Na metade de seu mandato, o presidente Bolsonaro abre mão de
pilares de sua eleição para tentar um voo populista mais amplo. Foi eleito em
boa parte pelo programa de economia liberal do hoje ministro da Economia, Paulo
Guedes. O eleitorado das grandes cidades e das capitais, o mercado financeiro,
industriais, empresários, apoiaram o presidente na esperança de que, como
admitia não entender nada de economia, deixaria Guedes dar as cartas.
Muita gente apoiou Bolsonaro também por causa do então juiz
Sergio Moro, mesmo que ele ainda não fosse do governo. O apoio à operação
Lava-Jato e ao próprio Moro sinalizava uma política anticorrupção. Bolsonaro
ampliou assim seu eleitorado, que se resumia aos conservadores mais radicais e
às diversas categorias de militares e policiais que lhe deram nada menos que
sete mandatos consecutivos de deputado federal.
Estes dois temas, o combate à corrupção e o liberalismo
econômico, já não fazem mais parte do núcleo programático de Bolsonaro. Os
problemas que seus filhos enfrentam na Justiça, que se entrelaçam com suas
próprias dificuldades, levaram o presidente a confirmar prematuramente o que
queria esconder desse eleitorado ampliado.
A relação familiar com milicianos pode ser representada por
Fabrício Queiroz, que foi subtenente da Polícia Militar do Rio e tornou-se o
braço direito de Jair e seus filhos, acusado de ser o operador do senador
Flávio Bolsonaro num esquema de “rachadinha” que está sendo investigado.
Queiroz tem negócios de transporte de vans em Rio das
Pedras, região do Rio dominada pela milícia, e foi preso escondido na casa de
Atibaia de Frederick Wassef, advogado de Bolsonaro.
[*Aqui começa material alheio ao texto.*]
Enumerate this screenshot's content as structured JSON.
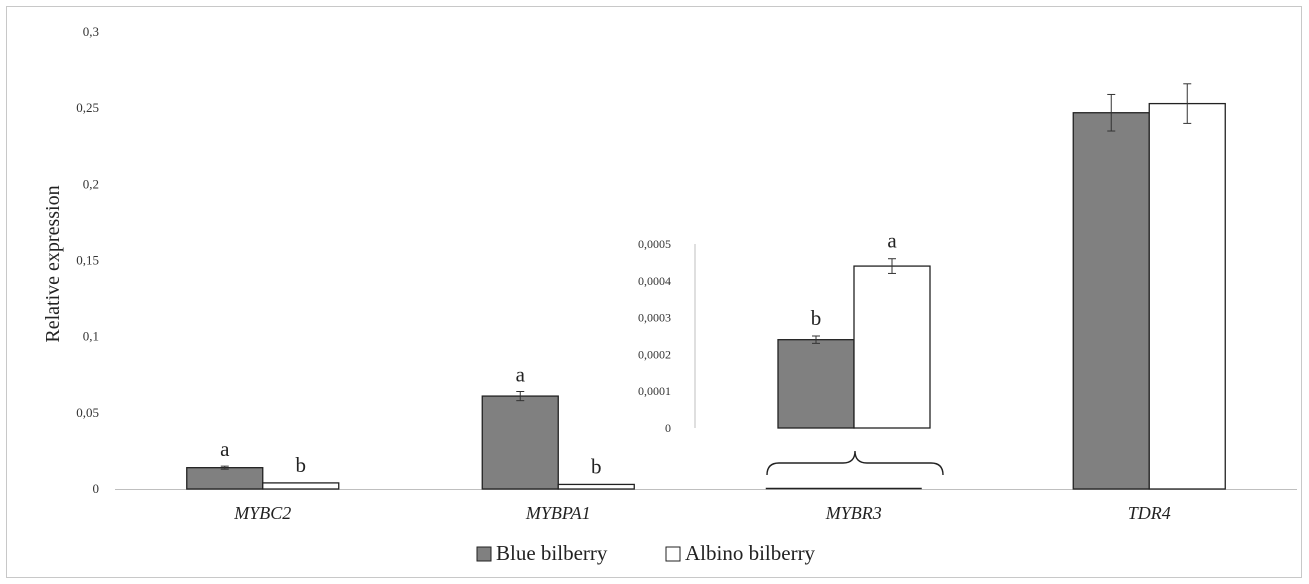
{
  "chart_data": {
    "type": "bar",
    "ylabel": "Relative expression",
    "ylim": [
      0,
      0.3
    ],
    "y_ticks": [
      "0",
      "0,05",
      "0,1",
      "0,15",
      "0,2",
      "0,25",
      "0,3"
    ],
    "categories": [
      "MYBC2",
      "MYBPA1",
      "MYBR3",
      "TDR4"
    ],
    "series": [
      {
        "name": "Blue bilberry",
        "color": "#808080",
        "values": [
          0.014,
          0.061,
          0.00024,
          0.247
        ],
        "errors": [
          0.001,
          0.003,
          1e-05,
          0.012
        ]
      },
      {
        "name": "Albino bilberry",
        "color": "#ffffff",
        "values": [
          0.004,
          0.003,
          0.00044,
          0.253
        ],
        "errors": [
          0.0005,
          0.0005,
          2e-05,
          0.013
        ]
      }
    ],
    "significance": [
      {
        "category": "MYBC2",
        "labels": [
          "a",
          "b"
        ]
      },
      {
        "category": "MYBPA1",
        "labels": [
          "a",
          "b"
        ]
      },
      {
        "category": "MYBR3",
        "labels": [
          "b",
          "a"
        ]
      }
    ],
    "inset": {
      "category": "MYBR3",
      "ylim": [
        0,
        0.0005
      ],
      "y_ticks": [
        "0",
        "0,0001",
        "0,0002",
        "0,0003",
        "0,0004",
        "0,0005"
      ],
      "blue_value": 0.00024,
      "blue_error": 1e-05,
      "albino_value": 0.00044,
      "albino_error": 2e-05,
      "labels": [
        "b",
        "a"
      ]
    },
    "legend": {
      "placement": "bottom",
      "entries": [
        "Blue bilberry",
        "Albino bilberry"
      ]
    },
    "grid": false
  }
}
Com tantos rolos, teve que
abrir mão da fantasia de combate à corrupção para tentar controlar a Polícia
Federal e reduzir os danos familiares.
Também sua suposta conversão liberal vai aos poucos se
revelando inviável frente a suas convicções mais profundas: Estado autoritário,
privatizações paralisadas, teto de gastos sob risco, reformas limitadas,
populismo.
Bolsonaro vai entrar provavelmente na segunda parte de seu
mandato abrindo mão de um pedaço importante do eleitorado que o elegeu,
tentando se aproximar dos setores mais desprotegidos que medem suas escolhas
políticas pelos interesses imediatos que o auxílio emergencial na pandemia veio
remediar. Assim como o Bolsa-Família representava para o PT a chave da
popularidade de Lula.
Mas, neste momento, Bolsonaro não tem solução para avançar
além do programa social que virou marca petista, estrategicamente está numa
situação muito difícil. Certamente o presidente Bolsonaro está muito abalado
pela impossibilidade de fazer o Renda Brasil, um Bolsa-Família turbinado. Era
sua grande jogada, porque viu o efeito disso no auxílio emergencial.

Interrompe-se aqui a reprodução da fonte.